Les actes visés par l’étude sont courants (de 16 000 fois par an pour la prostatectomie, à 885 000 fois pour la cataracte) et totalisent à eux seuls près de 232 Ms € de dépassements en 2021. Un peu moins de la moitié est liée à la cataracte (112,2 M€). Ils s’élèvent à 22,2 Ms € pour les dents de sagesse, 18,9 Ms € pour les prothèses de hanche, et 14,8 Ms € pour les prothèses de genou.

«Les dépassements sur ces actes diffèrent à la fois en termes de fréquence et de montant. Par exemple, sur les quelque 267 000 accouchements par voie naturelle réalisés en 2021, seul un acte sur dix a fait l’objet d’un dépassement ; pour les 31 000 reconstructions du ligament croisé antérieur du genou par autogreffe, c’est le cas de sept actes sur dix», observe l’Irdes. Lorsqu’un dépassement est pratiqué, les montants atteignent en moyenne 175 € pour une conisation du col de l’utérus, et grimpent à 1 065 € pour une prostatectomie.

La part de patients exposés à des dépassements comme leurs montants moyens, restent toutefois toujours plus faibles chez les habitants des communes les moins favorisées que chez ceux des communes les plus aisées, mais avec des disparités selon les actes.

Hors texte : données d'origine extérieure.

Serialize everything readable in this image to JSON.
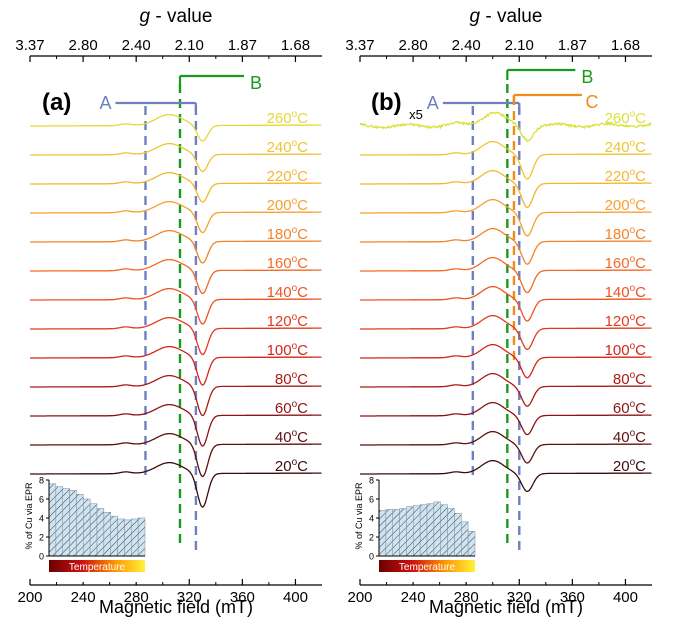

Pour la sleeve, l’écart de fréquence est de 15 % et de 35 % pour le montant, en revanche pour l’accouchement par voie naturelle, ils s’envolent à respectivement 325 % et 76 %.

«Cette étude souligne les enjeux d’accessibilité financière dans les territoires, notamment les plus défavorisés socialement. Elle montre que si l’on souhaite réduire les dépassements pour les patients défavorisés, il convient de renforcer l’accessibilité à l’offre à tarif opposable dans les territoires, et en particulier pour les soins où celle-ci fait actuellement défaut», conclut l’Irdes.